En Irak, où la mort violente rôde pourtant depuis des décennies, les corps des victimes de la pandémie attendent dans des morgues, faute de terrain pour les enterrer
Wadi Salam, à Nadjaf, est un des plus grands cimetières du monde (AFP)
Par AFP à BAGDAD, Irak

Le coronavirus a emporté son père et la peur de la contagion prive désormais Saad Malak d’une sépulture. Parce qu’ils se sont heurtés au refus des gestionnaires de cimetières et des habitants des alentours, Saad et son cousin Salem al-Chemmari ont dû se résigner à laisser le corps du vieil homme dans l’un des hôpitaux de Bagdad, dont les nombreuses morgues n’ont cessé d’accueillir des corps au fil des conflits sanglants du pays.

« Notre pays est si grand. Est-ce qu’il n’y a vraiment pas quelques mètres carrés vides pour enterrer ces corps ? », lâche, en larmes, Saad Malak à l’AFP. « Cela fait une semaine que mon père est mort et nous n’avons toujours pas pu organiser ses funérailles ou l’enterrer. »

« Cela fait une semaine que mon père est mort et nous n’avons toujours pas pu organiser ses funérailles ou l’enterrer »

- Saad Malak, un habitant de Bagdad

Face à un virus qui a déjà tué 42 personnes et contaminé plus de 500 personnes – selon les chiffres officiels sûrement bien en-dessous de la réalité en Irak, pays de 40 millions d’habitants –, seuls quelques milliers ont été testés. Et la méfiance règne. 

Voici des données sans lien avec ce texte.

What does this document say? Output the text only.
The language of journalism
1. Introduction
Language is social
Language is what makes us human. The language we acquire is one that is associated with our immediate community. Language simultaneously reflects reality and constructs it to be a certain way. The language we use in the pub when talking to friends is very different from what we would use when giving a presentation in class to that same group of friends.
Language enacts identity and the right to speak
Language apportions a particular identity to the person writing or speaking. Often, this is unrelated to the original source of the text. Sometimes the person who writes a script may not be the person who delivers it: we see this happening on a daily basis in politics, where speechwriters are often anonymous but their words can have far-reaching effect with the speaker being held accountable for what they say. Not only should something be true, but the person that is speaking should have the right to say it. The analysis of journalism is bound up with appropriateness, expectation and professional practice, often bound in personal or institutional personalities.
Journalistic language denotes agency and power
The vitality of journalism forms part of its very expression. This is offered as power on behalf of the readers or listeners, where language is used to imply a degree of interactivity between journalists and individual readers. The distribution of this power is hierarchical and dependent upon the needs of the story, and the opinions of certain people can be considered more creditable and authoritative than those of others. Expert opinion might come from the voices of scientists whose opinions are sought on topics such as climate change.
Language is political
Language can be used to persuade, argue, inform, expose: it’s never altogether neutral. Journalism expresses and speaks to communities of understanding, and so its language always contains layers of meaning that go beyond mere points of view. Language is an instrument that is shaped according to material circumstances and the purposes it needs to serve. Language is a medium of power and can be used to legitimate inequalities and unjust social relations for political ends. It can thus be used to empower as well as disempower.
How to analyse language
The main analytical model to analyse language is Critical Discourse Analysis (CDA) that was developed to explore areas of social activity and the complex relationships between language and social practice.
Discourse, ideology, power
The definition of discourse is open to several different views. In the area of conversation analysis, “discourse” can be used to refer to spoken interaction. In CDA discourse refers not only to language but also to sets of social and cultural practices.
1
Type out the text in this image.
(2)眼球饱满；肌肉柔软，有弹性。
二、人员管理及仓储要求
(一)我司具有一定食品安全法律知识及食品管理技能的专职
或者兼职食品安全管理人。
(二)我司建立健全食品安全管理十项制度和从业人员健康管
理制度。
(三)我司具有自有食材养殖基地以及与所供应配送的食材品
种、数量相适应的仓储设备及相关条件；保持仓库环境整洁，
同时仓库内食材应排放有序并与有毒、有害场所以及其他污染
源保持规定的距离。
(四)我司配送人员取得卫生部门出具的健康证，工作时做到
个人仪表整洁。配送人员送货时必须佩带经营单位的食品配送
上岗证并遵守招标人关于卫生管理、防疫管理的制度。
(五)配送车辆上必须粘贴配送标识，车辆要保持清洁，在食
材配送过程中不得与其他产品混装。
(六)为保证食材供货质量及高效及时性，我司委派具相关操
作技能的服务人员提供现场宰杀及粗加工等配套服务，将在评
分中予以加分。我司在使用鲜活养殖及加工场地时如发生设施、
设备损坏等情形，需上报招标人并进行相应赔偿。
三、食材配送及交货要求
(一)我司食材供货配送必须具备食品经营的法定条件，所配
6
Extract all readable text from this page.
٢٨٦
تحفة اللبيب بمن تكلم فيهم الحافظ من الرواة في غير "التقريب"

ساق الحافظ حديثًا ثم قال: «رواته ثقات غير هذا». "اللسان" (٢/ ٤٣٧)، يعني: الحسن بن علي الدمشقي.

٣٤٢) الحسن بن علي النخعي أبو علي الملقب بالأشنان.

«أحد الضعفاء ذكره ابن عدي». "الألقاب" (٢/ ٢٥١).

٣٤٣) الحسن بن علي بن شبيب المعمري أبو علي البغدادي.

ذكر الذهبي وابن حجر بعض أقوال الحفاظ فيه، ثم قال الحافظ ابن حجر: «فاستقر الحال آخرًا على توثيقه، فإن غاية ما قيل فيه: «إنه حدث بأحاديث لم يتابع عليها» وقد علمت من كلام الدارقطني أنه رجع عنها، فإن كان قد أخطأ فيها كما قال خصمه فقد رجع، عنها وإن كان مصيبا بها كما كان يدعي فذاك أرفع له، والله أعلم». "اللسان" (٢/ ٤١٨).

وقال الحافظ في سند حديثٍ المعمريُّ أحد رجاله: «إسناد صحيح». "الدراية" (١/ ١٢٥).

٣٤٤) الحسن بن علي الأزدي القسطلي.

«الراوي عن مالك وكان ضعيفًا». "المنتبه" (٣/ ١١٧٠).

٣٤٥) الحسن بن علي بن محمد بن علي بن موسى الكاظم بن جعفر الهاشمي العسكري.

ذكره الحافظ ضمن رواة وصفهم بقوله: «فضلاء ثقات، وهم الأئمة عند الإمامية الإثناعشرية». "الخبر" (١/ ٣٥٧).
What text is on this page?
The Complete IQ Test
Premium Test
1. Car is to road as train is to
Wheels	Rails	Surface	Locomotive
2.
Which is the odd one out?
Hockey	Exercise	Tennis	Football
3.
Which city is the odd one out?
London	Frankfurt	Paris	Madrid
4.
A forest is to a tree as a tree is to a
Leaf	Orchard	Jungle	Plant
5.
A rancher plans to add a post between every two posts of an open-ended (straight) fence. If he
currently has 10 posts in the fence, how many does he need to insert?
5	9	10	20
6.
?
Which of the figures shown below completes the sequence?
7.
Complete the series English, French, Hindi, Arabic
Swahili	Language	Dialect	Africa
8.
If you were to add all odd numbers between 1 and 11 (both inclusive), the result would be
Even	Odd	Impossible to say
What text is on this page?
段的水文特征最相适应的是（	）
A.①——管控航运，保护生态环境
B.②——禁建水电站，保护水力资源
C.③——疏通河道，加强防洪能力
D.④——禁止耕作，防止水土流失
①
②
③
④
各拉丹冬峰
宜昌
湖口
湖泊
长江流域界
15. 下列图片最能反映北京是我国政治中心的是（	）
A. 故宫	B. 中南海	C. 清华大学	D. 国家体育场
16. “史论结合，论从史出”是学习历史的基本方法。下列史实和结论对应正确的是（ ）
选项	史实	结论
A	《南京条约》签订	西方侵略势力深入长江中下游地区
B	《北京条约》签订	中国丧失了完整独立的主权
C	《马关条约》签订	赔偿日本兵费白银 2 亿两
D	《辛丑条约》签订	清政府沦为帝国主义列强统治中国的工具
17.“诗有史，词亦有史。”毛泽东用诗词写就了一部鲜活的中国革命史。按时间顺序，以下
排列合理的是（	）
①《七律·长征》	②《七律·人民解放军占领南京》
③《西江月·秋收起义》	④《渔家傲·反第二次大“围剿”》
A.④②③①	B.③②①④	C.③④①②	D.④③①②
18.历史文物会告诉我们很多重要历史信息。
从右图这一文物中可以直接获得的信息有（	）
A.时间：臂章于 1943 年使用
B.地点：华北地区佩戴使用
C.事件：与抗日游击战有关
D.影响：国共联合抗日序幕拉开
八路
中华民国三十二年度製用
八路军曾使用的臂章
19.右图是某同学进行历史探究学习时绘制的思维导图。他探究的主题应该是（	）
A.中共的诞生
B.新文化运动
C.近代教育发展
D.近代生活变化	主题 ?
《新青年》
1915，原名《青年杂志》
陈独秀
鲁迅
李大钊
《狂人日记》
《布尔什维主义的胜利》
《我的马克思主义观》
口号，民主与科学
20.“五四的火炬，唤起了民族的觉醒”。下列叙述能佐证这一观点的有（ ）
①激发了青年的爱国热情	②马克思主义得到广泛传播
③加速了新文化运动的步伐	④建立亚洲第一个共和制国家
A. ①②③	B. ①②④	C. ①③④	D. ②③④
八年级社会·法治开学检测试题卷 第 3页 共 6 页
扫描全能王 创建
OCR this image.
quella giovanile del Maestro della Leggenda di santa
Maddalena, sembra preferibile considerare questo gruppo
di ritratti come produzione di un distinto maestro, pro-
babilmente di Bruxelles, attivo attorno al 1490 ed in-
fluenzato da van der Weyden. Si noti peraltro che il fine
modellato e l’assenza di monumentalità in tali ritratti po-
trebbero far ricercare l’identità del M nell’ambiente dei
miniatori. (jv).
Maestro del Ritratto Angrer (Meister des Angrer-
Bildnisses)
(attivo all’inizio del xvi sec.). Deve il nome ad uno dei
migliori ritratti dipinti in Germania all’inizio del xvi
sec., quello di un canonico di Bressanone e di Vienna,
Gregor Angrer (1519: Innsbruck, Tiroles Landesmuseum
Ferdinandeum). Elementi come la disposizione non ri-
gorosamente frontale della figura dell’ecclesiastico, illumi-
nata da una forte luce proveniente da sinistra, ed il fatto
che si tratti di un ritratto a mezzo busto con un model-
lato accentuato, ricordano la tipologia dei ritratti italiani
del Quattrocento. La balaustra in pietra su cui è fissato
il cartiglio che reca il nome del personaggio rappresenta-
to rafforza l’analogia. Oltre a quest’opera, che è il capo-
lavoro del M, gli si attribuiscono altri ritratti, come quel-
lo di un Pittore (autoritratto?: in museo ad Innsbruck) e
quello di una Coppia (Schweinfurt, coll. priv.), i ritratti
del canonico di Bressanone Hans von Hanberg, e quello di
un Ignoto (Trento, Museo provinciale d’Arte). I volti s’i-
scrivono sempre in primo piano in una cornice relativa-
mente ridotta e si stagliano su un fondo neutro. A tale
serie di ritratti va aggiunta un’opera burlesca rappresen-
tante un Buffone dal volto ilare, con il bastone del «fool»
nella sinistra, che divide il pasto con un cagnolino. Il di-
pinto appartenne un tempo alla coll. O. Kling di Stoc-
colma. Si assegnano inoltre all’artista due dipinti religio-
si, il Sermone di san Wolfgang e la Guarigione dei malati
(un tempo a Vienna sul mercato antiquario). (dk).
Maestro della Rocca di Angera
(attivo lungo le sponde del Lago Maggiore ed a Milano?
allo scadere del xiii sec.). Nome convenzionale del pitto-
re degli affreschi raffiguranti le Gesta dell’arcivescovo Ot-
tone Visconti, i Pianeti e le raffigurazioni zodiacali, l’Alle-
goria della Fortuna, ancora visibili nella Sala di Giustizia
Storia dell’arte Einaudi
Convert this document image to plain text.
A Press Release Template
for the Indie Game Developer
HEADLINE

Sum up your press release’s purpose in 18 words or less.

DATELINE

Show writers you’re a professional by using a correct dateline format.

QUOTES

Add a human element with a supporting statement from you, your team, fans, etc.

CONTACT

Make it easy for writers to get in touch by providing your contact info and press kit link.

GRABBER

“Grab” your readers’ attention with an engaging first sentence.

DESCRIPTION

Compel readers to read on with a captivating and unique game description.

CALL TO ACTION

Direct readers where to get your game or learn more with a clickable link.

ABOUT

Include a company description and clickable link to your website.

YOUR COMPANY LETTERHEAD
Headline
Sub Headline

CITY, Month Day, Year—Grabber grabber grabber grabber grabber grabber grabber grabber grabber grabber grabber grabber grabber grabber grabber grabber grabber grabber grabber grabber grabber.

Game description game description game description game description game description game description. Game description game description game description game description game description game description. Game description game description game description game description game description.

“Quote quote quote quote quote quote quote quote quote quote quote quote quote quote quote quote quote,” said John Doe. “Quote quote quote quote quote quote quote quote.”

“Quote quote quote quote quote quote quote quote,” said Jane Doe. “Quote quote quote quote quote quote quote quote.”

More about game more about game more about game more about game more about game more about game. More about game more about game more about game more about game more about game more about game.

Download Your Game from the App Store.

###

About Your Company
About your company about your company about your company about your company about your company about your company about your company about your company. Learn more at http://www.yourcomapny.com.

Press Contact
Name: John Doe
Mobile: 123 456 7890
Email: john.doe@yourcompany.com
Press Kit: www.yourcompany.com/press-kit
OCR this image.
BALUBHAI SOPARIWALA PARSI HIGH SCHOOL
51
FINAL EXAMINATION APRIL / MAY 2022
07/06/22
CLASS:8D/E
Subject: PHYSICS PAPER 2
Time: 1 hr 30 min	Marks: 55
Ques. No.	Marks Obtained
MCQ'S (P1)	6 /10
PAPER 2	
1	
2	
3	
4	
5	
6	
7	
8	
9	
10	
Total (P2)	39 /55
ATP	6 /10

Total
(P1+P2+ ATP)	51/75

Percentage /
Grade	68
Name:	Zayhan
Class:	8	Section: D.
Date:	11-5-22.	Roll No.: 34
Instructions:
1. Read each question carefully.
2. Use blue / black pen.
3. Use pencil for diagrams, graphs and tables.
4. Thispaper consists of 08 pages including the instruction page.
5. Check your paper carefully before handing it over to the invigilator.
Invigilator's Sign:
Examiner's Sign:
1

Dans un pays au système de santé indigent, les tribus, dont les coutumes font loi, refusent catégoriquement d’offrir des parcelles de terrain à ces morts infectés.

Il y a quelques jours, l’un de ces clans a forcé une délégation du ministère de la Santé qui tentait d’enterrer quatre victimes de la maladie dans une zone du nord-est de Bagdad, à faire demi-tour.

Les employés du ministère ont ensuite tenté leur chance ailleurs, au sud-est de la capitale. Là, des dizaines d’habitants en colère les ont aussi forcés à rebrousser chemin.

Trois linceuls

Le petit convoi n’a alors pas eu d’autre choix que de redéposer les quatre corps dans des tiroirs frigorifiés de la morgue d’où ils avaient été sortis.

Salem al-Chemmari, lui aussi, a déjà sorti le corps du père de Saad d’une morgue. Escortés par la police, les deux hommes voulaient l’enterrer. 

« Des hommes armés se présentant comme appartenant à une tribu nous ont menacés : ‘’On brûle votre voiture si vous l’enterrez ici’’ », rapporte-t-il à l’AFP. « La présence de la police n’y a rien fait. »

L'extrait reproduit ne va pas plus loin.